Our biggest problem right now is trying to scale both our engineering productivity as well as the availability of our site. It involves breaking apart a giant application into services, and applying the best practices available. Previously we had all these bare metal instances on AWS configured with Chef. We're moving them to a more scalable SOA solution that's backed by Kubernetes, and there were some limits we hit with our old infrastructure around service discovery and stuff like that. I would consider us a fairly early adopter, and we did run into some issues. What I'm working on is solving these issues for our engineers, and more broadly for the community.
Tell me a bit about the goals for the talk.
The goals of the talk are to go over broad level things that we think you should watch out for as well as very specific things. If there are specific things we got stuck on, I'll just throw it out there. There are lots of examples about that like certain ways we annotate our pods, stuff like that. I'll try to get low level when I can, when I don't think it's worth speaking in vague terms, but also address big ideas like, what happens when we store infrastructure this way or this way. What are the problems when everything is configured through a console, or as code. When we configure as code we get a bunch of validation and continuous integration for free. Also, it's really powerful for us as being able to refactor all of our projects. One thing I want to dive into is our refactoring tool and how important that has been for all kinds of migrations. Many companies have a lot of overhead, updating security, patches, software and hardware reaching end-of-life. All migrations, even big ones, can be automated in some way. We have a Kubernetes cron job script that can update every single service. We have over 500 services now. It gets to a point where you can't do this manually or if you're doing it manually you're not doing it on a very good time frame.

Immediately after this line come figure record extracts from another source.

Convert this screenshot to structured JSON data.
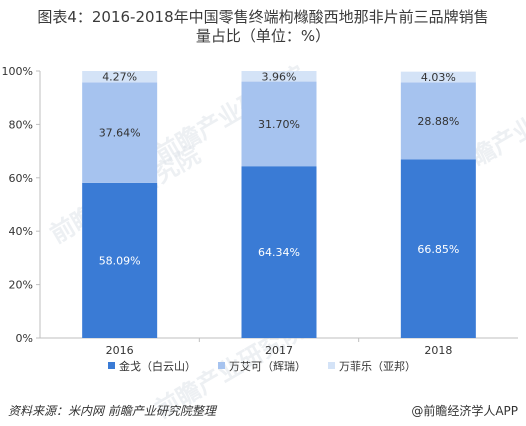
{
  "title_line1": "图表4：2016-2018年中国零售终端枸橼酸西地那非片前三品牌销售",
  "title_line2": "量占比（单位：%）",
  "source_left": "资料来源：米内网 前瞻产业研究院整理",
  "source_right": "@前瞻经济学人APP",
  "watermark": "前瞻产业研究院",
  "colors": {
    "series": [
      "#3a7bd5",
      "#a6c3ef",
      "#d4e3f7"
    ],
    "axis": "#bfbfbf",
    "grid": "#e6e6e6"
  },
  "chart_data": {
    "type": "bar",
    "stacked": true,
    "categories": [
      "2016",
      "2017",
      "2018"
    ],
    "series": [
      {
        "name": "金戈（白云山）",
        "values": [
          58.09,
          64.34,
          66.85
        ],
        "labels": [
          "58.09%",
          "64.34%",
          "66.85%"
        ]
      },
      {
        "name": "万艾可（辉瑞）",
        "values": [
          37.64,
          31.7,
          28.88
        ],
        "labels": [
          "37.64%",
          "31.70%",
          "28.88%"
        ]
      },
      {
        "name": "万菲乐（亚邦）",
        "values": [
          4.27,
          3.96,
          4.03
        ],
        "labels": [
          "4.27%",
          "3.96%",
          "4.03%"
        ]
      }
    ],
    "ylim": [
      0,
      100
    ],
    "yticks": [
      "0%",
      "20%",
      "40%",
      "60%",
      "80%",
      "100%"
    ],
    "legend_position": "bottom"
  }
}
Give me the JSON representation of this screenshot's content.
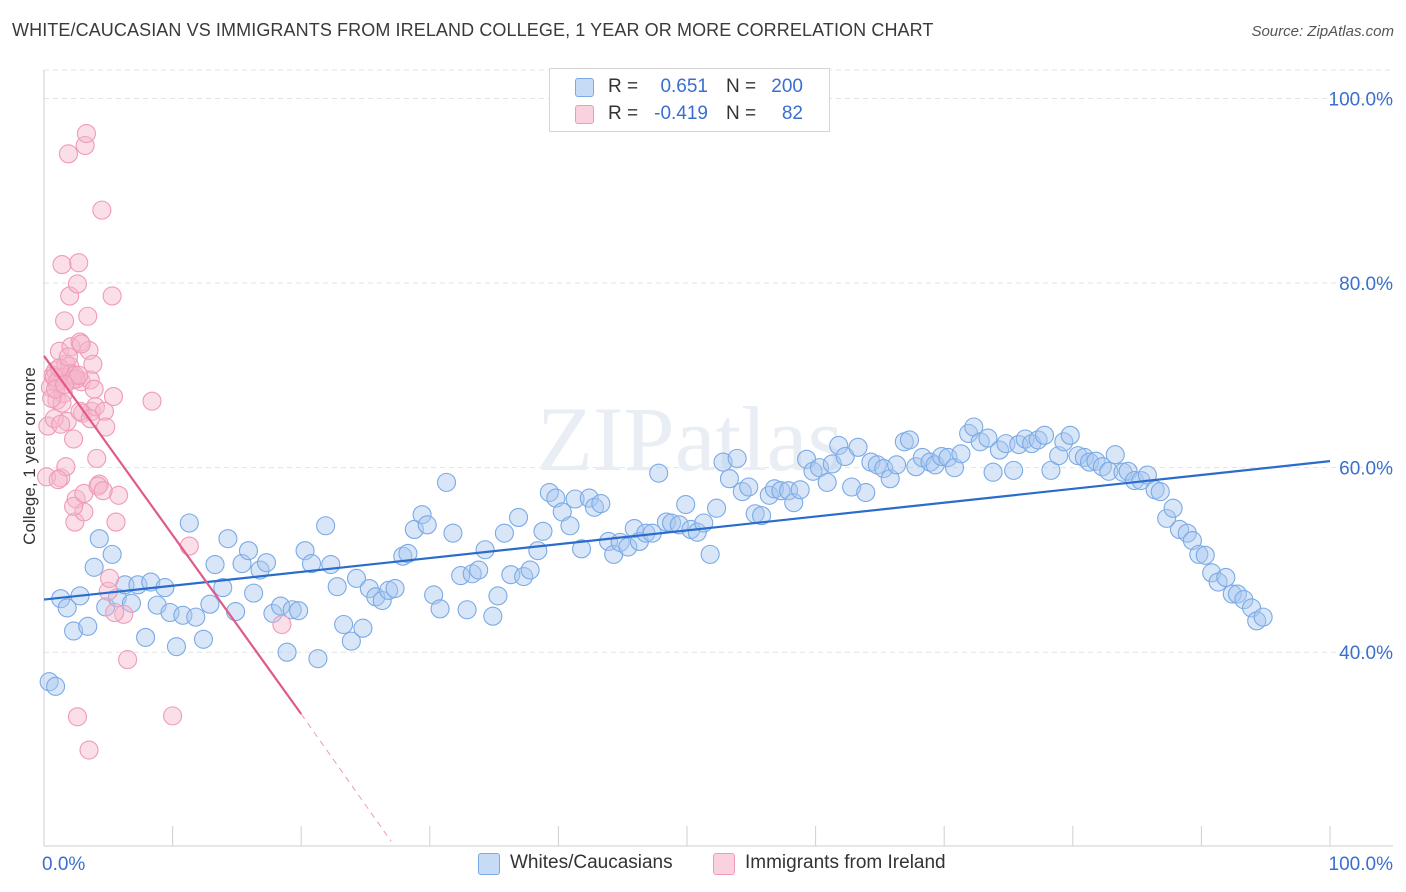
{
  "title": "WHITE/CAUCASIAN VS IMMIGRANTS FROM IRELAND COLLEGE, 1 YEAR OR MORE CORRELATION CHART",
  "source": "Source: ZipAtlas.com",
  "watermark": "ZIPatlas",
  "legend": {
    "rows": [
      {
        "r_label": "R =",
        "r_value": "0.651",
        "n_label": "N =",
        "n_value": "200",
        "color": "#a9c8f0"
      },
      {
        "r_label": "R =",
        "r_value": "-0.419",
        "n_label": "N =",
        "n_value": "82",
        "color": "#f5b8cc"
      }
    ]
  },
  "bottom_legend": [
    {
      "label": "Whites/Caucasians",
      "color": "#a9c8f0"
    },
    {
      "label": "Immigrants from Ireland",
      "color": "#f5b8cc"
    }
  ],
  "chart_data": {
    "type": "scatter",
    "title": "WHITE/CAUCASIAN VS IMMIGRANTS FROM IRELAND COLLEGE, 1 YEAR OR MORE CORRELATION CHART",
    "xlabel": "",
    "ylabel": "College, 1 year or more",
    "xlim": [
      0,
      100
    ],
    "ylim": [
      19,
      102
    ],
    "x_tick_labels": [
      "0.0%",
      "100.0%"
    ],
    "y_ticks": [
      40,
      60,
      80,
      100
    ],
    "y_tick_labels": [
      "40.0%",
      "60.0%",
      "80.0%",
      "100.0%"
    ],
    "grid": true,
    "series": [
      {
        "name": "Whites/Caucasians",
        "color": "#7aaae6",
        "line_color": "#2a6bcc",
        "trend": {
          "x": [
            0,
            100
          ],
          "y": [
            45.7,
            60.7
          ]
        },
        "points": [
          [
            0.4,
            36.8
          ],
          [
            0.9,
            36.3
          ],
          [
            1.3,
            45.8
          ],
          [
            1.8,
            44.8
          ],
          [
            2.3,
            42.3
          ],
          [
            2.8,
            46.1
          ],
          [
            3.4,
            42.8
          ],
          [
            3.9,
            49.2
          ],
          [
            4.3,
            52.3
          ],
          [
            4.8,
            44.9
          ],
          [
            5.3,
            50.6
          ],
          [
            5.7,
            45.9
          ],
          [
            6.3,
            47.3
          ],
          [
            6.8,
            45.3
          ],
          [
            7.3,
            47.3
          ],
          [
            7.9,
            41.6
          ],
          [
            8.3,
            47.6
          ],
          [
            8.8,
            45.1
          ],
          [
            9.4,
            47.0
          ],
          [
            9.8,
            44.3
          ],
          [
            10.3,
            40.6
          ],
          [
            10.8,
            44.0
          ],
          [
            11.3,
            54.0
          ],
          [
            11.8,
            43.8
          ],
          [
            12.4,
            41.4
          ],
          [
            12.9,
            45.2
          ],
          [
            13.3,
            49.5
          ],
          [
            13.9,
            47.0
          ],
          [
            14.3,
            52.3
          ],
          [
            14.9,
            44.4
          ],
          [
            15.4,
            49.6
          ],
          [
            15.9,
            51.0
          ],
          [
            16.3,
            46.4
          ],
          [
            16.8,
            48.9
          ],
          [
            17.3,
            49.7
          ],
          [
            17.8,
            44.2
          ],
          [
            18.4,
            45.0
          ],
          [
            18.9,
            40.0
          ],
          [
            19.3,
            44.6
          ],
          [
            19.8,
            44.5
          ],
          [
            20.3,
            51.0
          ],
          [
            20.8,
            49.6
          ],
          [
            21.3,
            39.3
          ],
          [
            21.9,
            53.7
          ],
          [
            22.3,
            49.5
          ],
          [
            22.8,
            47.1
          ],
          [
            23.3,
            43.0
          ],
          [
            23.9,
            41.2
          ],
          [
            24.3,
            48.0
          ],
          [
            24.8,
            42.6
          ],
          [
            25.3,
            46.9
          ],
          [
            25.8,
            46.0
          ],
          [
            26.3,
            45.6
          ],
          [
            26.8,
            46.7
          ],
          [
            27.3,
            46.9
          ],
          [
            27.9,
            50.4
          ],
          [
            28.3,
            50.7
          ],
          [
            28.8,
            53.3
          ],
          [
            29.4,
            54.9
          ],
          [
            29.8,
            53.8
          ],
          [
            30.3,
            46.2
          ],
          [
            30.8,
            44.7
          ],
          [
            31.3,
            58.4
          ],
          [
            31.8,
            52.9
          ],
          [
            32.4,
            48.3
          ],
          [
            32.9,
            44.6
          ],
          [
            33.3,
            48.5
          ],
          [
            33.8,
            48.9
          ],
          [
            34.3,
            51.1
          ],
          [
            34.9,
            43.9
          ],
          [
            35.3,
            46.1
          ],
          [
            35.8,
            52.9
          ],
          [
            36.3,
            48.4
          ],
          [
            36.9,
            54.6
          ],
          [
            37.3,
            48.2
          ],
          [
            37.8,
            48.9
          ],
          [
            38.4,
            51.0
          ],
          [
            38.8,
            53.1
          ],
          [
            39.3,
            57.3
          ],
          [
            39.8,
            56.7
          ],
          [
            40.3,
            55.2
          ],
          [
            40.9,
            53.7
          ],
          [
            41.3,
            56.6
          ],
          [
            41.8,
            51.2
          ],
          [
            42.4,
            56.7
          ],
          [
            42.8,
            55.7
          ],
          [
            43.3,
            56.1
          ],
          [
            43.9,
            52.0
          ],
          [
            44.3,
            50.6
          ],
          [
            44.8,
            51.9
          ],
          [
            45.4,
            51.4
          ],
          [
            45.9,
            53.4
          ],
          [
            46.3,
            52.0
          ],
          [
            46.8,
            52.9
          ],
          [
            47.3,
            52.9
          ],
          [
            47.8,
            59.4
          ],
          [
            48.4,
            54.1
          ],
          [
            48.8,
            54.0
          ],
          [
            49.4,
            53.8
          ],
          [
            49.9,
            56.0
          ],
          [
            50.3,
            53.3
          ],
          [
            50.8,
            53.0
          ],
          [
            51.3,
            54.0
          ],
          [
            51.8,
            50.6
          ],
          [
            52.3,
            55.6
          ],
          [
            52.8,
            60.6
          ],
          [
            53.3,
            58.8
          ],
          [
            53.9,
            61.0
          ],
          [
            54.3,
            57.4
          ],
          [
            54.8,
            57.9
          ],
          [
            55.3,
            55.0
          ],
          [
            55.8,
            54.8
          ],
          [
            56.4,
            57.0
          ],
          [
            56.8,
            57.7
          ],
          [
            57.3,
            57.5
          ],
          [
            57.9,
            57.5
          ],
          [
            58.3,
            56.2
          ],
          [
            58.8,
            57.6
          ],
          [
            59.3,
            60.9
          ],
          [
            59.8,
            59.6
          ],
          [
            60.3,
            60.0
          ],
          [
            60.9,
            58.4
          ],
          [
            61.3,
            60.4
          ],
          [
            61.8,
            62.4
          ],
          [
            62.3,
            61.2
          ],
          [
            62.8,
            57.9
          ],
          [
            63.3,
            62.2
          ],
          [
            63.9,
            57.3
          ],
          [
            64.3,
            60.6
          ],
          [
            64.8,
            60.3
          ],
          [
            65.3,
            59.9
          ],
          [
            65.8,
            58.8
          ],
          [
            66.3,
            60.3
          ],
          [
            66.9,
            62.8
          ],
          [
            67.3,
            63.0
          ],
          [
            67.8,
            60.1
          ],
          [
            68.3,
            61.1
          ],
          [
            68.9,
            60.6
          ],
          [
            69.3,
            60.3
          ],
          [
            69.8,
            61.2
          ],
          [
            70.3,
            61.1
          ],
          [
            70.8,
            60.0
          ],
          [
            71.3,
            61.5
          ],
          [
            71.9,
            63.7
          ],
          [
            72.3,
            64.4
          ],
          [
            72.8,
            62.8
          ],
          [
            73.4,
            63.2
          ],
          [
            73.8,
            59.5
          ],
          [
            74.3,
            61.9
          ],
          [
            74.8,
            62.6
          ],
          [
            75.4,
            59.7
          ],
          [
            75.8,
            62.5
          ],
          [
            76.3,
            63.1
          ],
          [
            76.8,
            62.6
          ],
          [
            77.3,
            63.0
          ],
          [
            77.8,
            63.5
          ],
          [
            78.3,
            59.7
          ],
          [
            78.9,
            61.3
          ],
          [
            79.3,
            62.8
          ],
          [
            79.8,
            63.5
          ],
          [
            80.4,
            61.3
          ],
          [
            80.9,
            61.1
          ],
          [
            81.3,
            60.6
          ],
          [
            81.8,
            60.7
          ],
          [
            82.3,
            60.1
          ],
          [
            82.8,
            59.6
          ],
          [
            83.3,
            61.4
          ],
          [
            83.9,
            59.5
          ],
          [
            84.3,
            59.6
          ],
          [
            84.8,
            58.6
          ],
          [
            85.3,
            58.6
          ],
          [
            85.8,
            59.2
          ],
          [
            86.4,
            57.6
          ],
          [
            86.8,
            57.4
          ],
          [
            87.3,
            54.5
          ],
          [
            87.8,
            55.6
          ],
          [
            88.3,
            53.3
          ],
          [
            88.9,
            52.9
          ],
          [
            89.3,
            52.1
          ],
          [
            89.8,
            50.6
          ],
          [
            90.3,
            50.5
          ],
          [
            90.8,
            48.6
          ],
          [
            91.3,
            47.6
          ],
          [
            91.9,
            48.1
          ],
          [
            92.4,
            46.3
          ],
          [
            92.8,
            46.3
          ],
          [
            93.3,
            45.7
          ],
          [
            93.9,
            44.8
          ],
          [
            94.3,
            43.4
          ],
          [
            94.8,
            43.8
          ]
        ]
      },
      {
        "name": "Immigrants from Ireland",
        "color": "#f09ab8",
        "line_color": "#e05a8a",
        "trend": {
          "x": [
            0,
            20
          ],
          "y": [
            72.1,
            33.3
          ]
        },
        "trend_extension": {
          "x": [
            20,
            27
          ],
          "y": [
            33.3,
            19.5
          ]
        },
        "points": [
          [
            0.2,
            59.0
          ],
          [
            0.3,
            64.5
          ],
          [
            0.5,
            68.7
          ],
          [
            0.7,
            70.0
          ],
          [
            0.8,
            65.3
          ],
          [
            0.9,
            70.5
          ],
          [
            1.0,
            67.3
          ],
          [
            1.1,
            69.5
          ],
          [
            1.2,
            72.6
          ],
          [
            1.3,
            58.9
          ],
          [
            1.4,
            82.0
          ],
          [
            1.5,
            68.0
          ],
          [
            1.6,
            75.9
          ],
          [
            1.7,
            71.2
          ],
          [
            1.8,
            65.0
          ],
          [
            1.9,
            94.0
          ],
          [
            2.0,
            78.6
          ],
          [
            2.1,
            73.1
          ],
          [
            2.2,
            69.9
          ],
          [
            2.3,
            63.1
          ],
          [
            2.4,
            54.1
          ],
          [
            2.5,
            56.6
          ],
          [
            2.6,
            79.9
          ],
          [
            2.7,
            82.2
          ],
          [
            2.8,
            73.6
          ],
          [
            2.9,
            69.3
          ],
          [
            3.0,
            65.9
          ],
          [
            3.1,
            55.2
          ],
          [
            3.2,
            94.9
          ],
          [
            3.3,
            96.2
          ],
          [
            3.4,
            76.4
          ],
          [
            3.5,
            72.7
          ],
          [
            3.6,
            69.5
          ],
          [
            3.7,
            66.1
          ],
          [
            3.8,
            71.2
          ],
          [
            3.9,
            68.5
          ],
          [
            4.0,
            66.6
          ],
          [
            4.1,
            61.0
          ],
          [
            4.3,
            58.2
          ],
          [
            4.5,
            87.9
          ],
          [
            4.7,
            66.1
          ],
          [
            4.8,
            64.4
          ],
          [
            5.0,
            46.6
          ],
          [
            5.1,
            48.0
          ],
          [
            5.3,
            78.6
          ],
          [
            5.4,
            67.7
          ],
          [
            5.6,
            54.1
          ],
          [
            5.8,
            57.0
          ],
          [
            6.2,
            44.1
          ],
          [
            6.5,
            39.2
          ],
          [
            1.4,
            67.0
          ],
          [
            1.7,
            60.1
          ],
          [
            2.0,
            71.0
          ],
          [
            2.3,
            55.8
          ],
          [
            2.6,
            33.0
          ],
          [
            3.1,
            57.2
          ],
          [
            3.5,
            29.4
          ],
          [
            4.2,
            58.0
          ],
          [
            5.5,
            44.3
          ],
          [
            8.4,
            67.2
          ],
          [
            10.0,
            33.1
          ],
          [
            11.3,
            51.5
          ],
          [
            18.5,
            43.0
          ],
          [
            1.1,
            58.7
          ],
          [
            1.3,
            64.7
          ],
          [
            1.5,
            69.8
          ],
          [
            2.1,
            70.2
          ],
          [
            2.2,
            69.5
          ],
          [
            2.4,
            70.0
          ],
          [
            2.5,
            69.6
          ],
          [
            2.7,
            70.0
          ],
          [
            1.0,
            69.2
          ],
          [
            0.8,
            69.8
          ],
          [
            0.6,
            67.5
          ],
          [
            1.2,
            70.8
          ],
          [
            1.9,
            72.0
          ],
          [
            2.8,
            66.1
          ],
          [
            3.6,
            65.3
          ],
          [
            4.6,
            57.5
          ],
          [
            0.9,
            68.5
          ],
          [
            1.6,
            69.0
          ],
          [
            2.9,
            73.4
          ]
        ]
      }
    ]
  }
}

Who's the audience that you're talking to?
I believe the talk is useful both to people using Kubernetes, and for infrastructure engineers trying to empower other people. One of the other ideas I'd like to drive is that it’s very important to you to automate your own workflow. I don't want this to be about automating things for people who don't understand kubernetes or for people who don't want to be bothered. A lot of the automation that we do is stuff that I personally use. It's abstractions that are useful for everyone.
What do you want someone who comes to talk to walk away with?
I want them to walk away with a deeper understanding of how Kubernetes works at scale, and some of the scaling problems you hit. But also not to be afraid because these problems are solvable and there are many solutions out there. Just a deeper understanding of how they might go about integrating Kubernetes with their infrastructure. It's not always straightforward. Be excited by Kubernetes, have a plan for integrating it and then know these gotchas ahead of time.
Can you give me an example of when to scalability use cases you might talk about?
We have a bunch of different use cases, every part of our website that you might visit is powered by a Kubernetes service. If you click to make a reservation or the exchange of money is also done by a service. We also have a bunch of very data intensive machine learning jobs, and those are also done in Kubernetes. There are different use cases, payments, cron jobs that are working with banks, services that are making requests and have an API layer, and then these machine learning jobs.
One of the problems we had was we wanted to apply our Kubernetes configuration, and also all these other earlier configurations, AWS configuration. How do you deploy your service alongside all your other configuration. And other configuration such as project ownership, metadata, and documentation. All of these things need to be updated and applied somehow. Another scaling issue we hit was how do you optimize builds for a huge java monorepo, and there’s some interesting multi-stage build optimizations you can make.